Friday, April 8, 2016

Television Review: 11.22.63 Episode 8 (Hulu)


This episode premiered on a Monday, as they all have, and I managed to watch it the very next day but have just been taking the time to let what I saw sink in before taking the time to write about it.    While I felt like the first three or four episodes did a nice job of building up to something, the last three episodes or so weren't as good for me and so it really did come down to this.   I just wanted to know how it was all going to end.

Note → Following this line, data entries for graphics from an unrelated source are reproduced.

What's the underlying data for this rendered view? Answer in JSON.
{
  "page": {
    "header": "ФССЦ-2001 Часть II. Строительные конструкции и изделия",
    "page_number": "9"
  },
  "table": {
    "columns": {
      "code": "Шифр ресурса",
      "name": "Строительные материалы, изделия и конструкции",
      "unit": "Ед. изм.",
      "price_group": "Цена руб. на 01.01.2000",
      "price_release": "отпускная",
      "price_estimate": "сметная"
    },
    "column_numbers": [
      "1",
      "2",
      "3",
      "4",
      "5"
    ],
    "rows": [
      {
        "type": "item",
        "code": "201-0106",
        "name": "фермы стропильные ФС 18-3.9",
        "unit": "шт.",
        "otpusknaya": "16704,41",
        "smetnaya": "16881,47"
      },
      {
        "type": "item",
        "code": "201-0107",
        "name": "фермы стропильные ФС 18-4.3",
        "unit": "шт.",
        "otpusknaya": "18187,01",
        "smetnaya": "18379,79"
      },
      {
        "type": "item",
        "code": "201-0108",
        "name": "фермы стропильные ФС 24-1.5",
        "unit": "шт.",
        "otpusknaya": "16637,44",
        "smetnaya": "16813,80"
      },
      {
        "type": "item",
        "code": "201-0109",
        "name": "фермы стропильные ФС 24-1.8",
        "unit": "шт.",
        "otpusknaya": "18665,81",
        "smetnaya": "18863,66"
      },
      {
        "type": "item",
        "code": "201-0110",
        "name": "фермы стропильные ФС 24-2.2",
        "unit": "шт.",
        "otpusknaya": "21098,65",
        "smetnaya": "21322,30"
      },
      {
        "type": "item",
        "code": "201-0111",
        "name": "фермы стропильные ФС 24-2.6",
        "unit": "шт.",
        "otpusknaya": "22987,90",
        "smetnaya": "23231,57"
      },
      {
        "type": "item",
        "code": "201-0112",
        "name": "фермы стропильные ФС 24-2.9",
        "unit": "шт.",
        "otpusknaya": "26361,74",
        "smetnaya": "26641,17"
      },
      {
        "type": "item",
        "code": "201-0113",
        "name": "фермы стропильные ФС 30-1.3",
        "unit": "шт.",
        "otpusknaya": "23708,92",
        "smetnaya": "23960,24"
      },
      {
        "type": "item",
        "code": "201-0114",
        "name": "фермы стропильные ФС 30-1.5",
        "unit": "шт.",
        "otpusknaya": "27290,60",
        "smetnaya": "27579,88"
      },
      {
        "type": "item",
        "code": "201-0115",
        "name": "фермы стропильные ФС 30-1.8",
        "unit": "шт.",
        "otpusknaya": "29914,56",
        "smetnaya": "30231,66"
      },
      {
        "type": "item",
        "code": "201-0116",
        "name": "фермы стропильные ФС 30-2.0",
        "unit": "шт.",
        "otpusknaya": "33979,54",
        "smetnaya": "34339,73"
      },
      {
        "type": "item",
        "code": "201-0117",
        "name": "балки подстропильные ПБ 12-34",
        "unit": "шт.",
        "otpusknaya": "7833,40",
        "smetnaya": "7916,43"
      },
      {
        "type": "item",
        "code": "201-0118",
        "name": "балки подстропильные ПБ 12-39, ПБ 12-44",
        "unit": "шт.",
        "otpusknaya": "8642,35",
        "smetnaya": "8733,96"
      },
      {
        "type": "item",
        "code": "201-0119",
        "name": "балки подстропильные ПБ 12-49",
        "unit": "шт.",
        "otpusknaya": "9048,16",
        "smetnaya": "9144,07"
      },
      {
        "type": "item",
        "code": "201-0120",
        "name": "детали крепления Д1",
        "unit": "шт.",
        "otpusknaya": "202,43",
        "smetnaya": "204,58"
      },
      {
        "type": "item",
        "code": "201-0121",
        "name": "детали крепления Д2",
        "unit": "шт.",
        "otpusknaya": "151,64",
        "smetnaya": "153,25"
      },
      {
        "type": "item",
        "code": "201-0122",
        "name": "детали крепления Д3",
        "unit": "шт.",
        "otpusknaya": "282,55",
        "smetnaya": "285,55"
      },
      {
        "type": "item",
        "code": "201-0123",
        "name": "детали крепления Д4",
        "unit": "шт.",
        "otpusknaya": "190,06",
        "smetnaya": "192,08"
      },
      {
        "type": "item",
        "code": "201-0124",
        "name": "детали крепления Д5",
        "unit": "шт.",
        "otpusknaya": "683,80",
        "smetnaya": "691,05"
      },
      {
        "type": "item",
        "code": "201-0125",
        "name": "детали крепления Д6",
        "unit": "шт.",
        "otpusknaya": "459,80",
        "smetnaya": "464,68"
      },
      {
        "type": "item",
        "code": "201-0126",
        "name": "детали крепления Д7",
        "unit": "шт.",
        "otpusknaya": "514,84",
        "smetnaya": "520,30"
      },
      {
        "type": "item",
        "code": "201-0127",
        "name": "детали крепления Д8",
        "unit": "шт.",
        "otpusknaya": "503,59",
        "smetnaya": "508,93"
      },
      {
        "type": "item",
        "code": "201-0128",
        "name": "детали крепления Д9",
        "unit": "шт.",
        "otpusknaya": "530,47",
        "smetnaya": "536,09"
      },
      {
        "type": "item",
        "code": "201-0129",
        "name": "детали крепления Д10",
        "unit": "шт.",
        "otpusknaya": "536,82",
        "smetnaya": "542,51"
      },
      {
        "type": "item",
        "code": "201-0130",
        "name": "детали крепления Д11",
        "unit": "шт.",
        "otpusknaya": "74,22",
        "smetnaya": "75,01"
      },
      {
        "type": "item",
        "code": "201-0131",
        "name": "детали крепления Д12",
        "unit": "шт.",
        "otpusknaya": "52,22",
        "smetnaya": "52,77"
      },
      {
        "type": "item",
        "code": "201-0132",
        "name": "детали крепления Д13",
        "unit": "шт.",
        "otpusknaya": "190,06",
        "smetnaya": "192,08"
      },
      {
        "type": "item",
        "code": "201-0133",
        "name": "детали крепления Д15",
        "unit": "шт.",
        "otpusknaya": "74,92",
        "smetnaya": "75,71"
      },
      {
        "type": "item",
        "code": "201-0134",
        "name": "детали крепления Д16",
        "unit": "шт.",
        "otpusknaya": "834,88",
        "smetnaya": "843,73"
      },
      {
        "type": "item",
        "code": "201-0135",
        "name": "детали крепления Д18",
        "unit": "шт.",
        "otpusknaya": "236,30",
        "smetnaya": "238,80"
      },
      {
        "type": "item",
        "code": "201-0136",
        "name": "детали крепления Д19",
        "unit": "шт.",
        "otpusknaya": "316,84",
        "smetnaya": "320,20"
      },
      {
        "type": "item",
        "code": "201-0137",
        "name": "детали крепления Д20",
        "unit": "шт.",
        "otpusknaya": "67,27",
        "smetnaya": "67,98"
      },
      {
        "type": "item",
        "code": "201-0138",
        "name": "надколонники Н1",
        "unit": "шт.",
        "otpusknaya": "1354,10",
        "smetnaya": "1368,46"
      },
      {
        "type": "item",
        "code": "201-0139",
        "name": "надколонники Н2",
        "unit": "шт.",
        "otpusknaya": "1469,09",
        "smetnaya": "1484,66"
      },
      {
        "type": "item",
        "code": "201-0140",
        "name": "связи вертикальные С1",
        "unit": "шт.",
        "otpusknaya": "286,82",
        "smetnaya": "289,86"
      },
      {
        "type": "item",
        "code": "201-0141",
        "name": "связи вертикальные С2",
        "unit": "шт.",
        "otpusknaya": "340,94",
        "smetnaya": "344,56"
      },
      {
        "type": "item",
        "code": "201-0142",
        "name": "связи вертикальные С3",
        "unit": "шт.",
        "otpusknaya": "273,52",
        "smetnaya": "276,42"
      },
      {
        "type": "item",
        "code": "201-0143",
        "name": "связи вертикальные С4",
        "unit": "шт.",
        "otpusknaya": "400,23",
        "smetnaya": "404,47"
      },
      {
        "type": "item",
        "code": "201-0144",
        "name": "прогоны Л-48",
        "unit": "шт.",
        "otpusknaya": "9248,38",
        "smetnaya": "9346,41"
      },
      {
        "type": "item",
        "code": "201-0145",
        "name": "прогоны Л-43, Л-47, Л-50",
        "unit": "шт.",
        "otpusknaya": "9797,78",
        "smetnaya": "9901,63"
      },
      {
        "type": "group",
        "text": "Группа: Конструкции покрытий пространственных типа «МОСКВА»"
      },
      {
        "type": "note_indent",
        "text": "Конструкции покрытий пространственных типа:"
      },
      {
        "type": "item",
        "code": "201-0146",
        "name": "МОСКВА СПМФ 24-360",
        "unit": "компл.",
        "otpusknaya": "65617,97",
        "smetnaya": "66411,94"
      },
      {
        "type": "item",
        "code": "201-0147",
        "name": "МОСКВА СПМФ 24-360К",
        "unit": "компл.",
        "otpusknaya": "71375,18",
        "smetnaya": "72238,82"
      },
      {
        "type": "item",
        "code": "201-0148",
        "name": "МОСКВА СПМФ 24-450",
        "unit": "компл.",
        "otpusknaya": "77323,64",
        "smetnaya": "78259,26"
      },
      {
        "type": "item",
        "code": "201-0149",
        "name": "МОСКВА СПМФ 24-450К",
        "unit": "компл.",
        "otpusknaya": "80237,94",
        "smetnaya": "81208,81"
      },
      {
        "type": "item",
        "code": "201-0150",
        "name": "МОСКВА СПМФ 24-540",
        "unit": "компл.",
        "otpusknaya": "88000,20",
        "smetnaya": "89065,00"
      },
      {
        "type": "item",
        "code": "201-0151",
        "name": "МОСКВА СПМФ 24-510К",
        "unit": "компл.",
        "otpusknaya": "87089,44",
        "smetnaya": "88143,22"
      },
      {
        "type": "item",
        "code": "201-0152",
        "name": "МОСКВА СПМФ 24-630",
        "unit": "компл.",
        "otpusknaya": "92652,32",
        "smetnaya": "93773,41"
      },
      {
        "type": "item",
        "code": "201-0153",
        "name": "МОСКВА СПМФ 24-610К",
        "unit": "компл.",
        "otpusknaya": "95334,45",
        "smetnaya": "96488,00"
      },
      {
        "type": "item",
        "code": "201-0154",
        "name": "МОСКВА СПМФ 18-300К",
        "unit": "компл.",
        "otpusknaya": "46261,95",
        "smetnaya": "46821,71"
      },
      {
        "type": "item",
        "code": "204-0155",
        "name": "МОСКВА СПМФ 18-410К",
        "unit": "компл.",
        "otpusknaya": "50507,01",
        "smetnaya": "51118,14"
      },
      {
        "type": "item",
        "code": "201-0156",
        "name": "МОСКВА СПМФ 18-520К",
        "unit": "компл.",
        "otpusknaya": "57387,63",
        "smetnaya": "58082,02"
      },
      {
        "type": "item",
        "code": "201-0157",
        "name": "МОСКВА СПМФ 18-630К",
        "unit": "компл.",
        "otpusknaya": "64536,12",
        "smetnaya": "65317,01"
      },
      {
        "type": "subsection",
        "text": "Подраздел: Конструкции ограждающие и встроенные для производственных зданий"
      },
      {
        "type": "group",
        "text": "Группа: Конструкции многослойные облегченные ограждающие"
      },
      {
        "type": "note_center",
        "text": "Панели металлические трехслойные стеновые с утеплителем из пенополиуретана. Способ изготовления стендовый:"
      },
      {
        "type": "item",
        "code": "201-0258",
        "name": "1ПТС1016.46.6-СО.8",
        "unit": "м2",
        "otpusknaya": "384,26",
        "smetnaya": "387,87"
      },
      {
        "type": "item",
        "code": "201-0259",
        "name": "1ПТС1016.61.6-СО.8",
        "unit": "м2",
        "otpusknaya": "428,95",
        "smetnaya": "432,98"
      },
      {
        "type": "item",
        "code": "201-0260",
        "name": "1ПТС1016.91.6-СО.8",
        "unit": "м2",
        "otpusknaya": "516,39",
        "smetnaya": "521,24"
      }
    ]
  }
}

So Jake manages to stop Lee Harvey Oswald from shooting JFK and killing him but in the process, Sadie dies.   Jake goes back to the future and it is bad.   Everything is in this black and white tone and it looks like the post-apocalypse.    Jake finds the guy who was in his class- that he saved from his father murdering his mother and all- and he mentions the bombings.    He also asks Jake why he killed his father, which just proves the point that sometimes things just need to happen and we shouldn't try and alter the past.

Jake also learns this lesson in general because apparently letting JFK live did not make the world a better place and in some ways this whole mini-series was pointless.   Obviously Jake goes back to reset everything again and tries to pull Sadie but is warned by the yellow card hat guy not to and so he thinks better of it and just goes back to his present, which seems to be back to normal.    It was a nice effort, Jake, but saving JFK didn't really have the effect you'd hope for and it all must feel like such a waste of time now.

In the end, Jake goes to Texas as Sadie is being honored with an award and Jake dances with old lady Sadie because apparently the real lesson here is that love conquers all or some other romanticized nonsense and not that we should leave the past the hell alone.   I mean, I guess I never really saw Jake saving JFK and then coming back to this utopia of sorts because then he'd want to go back for Sadie in which case he'd have to stop Oswald again and that'd just take us back to Episode 1.

   But this... I don't know how I feel about it.   I feel like perhaps it took us a long way to get to the simple idea that the past happened for a reason.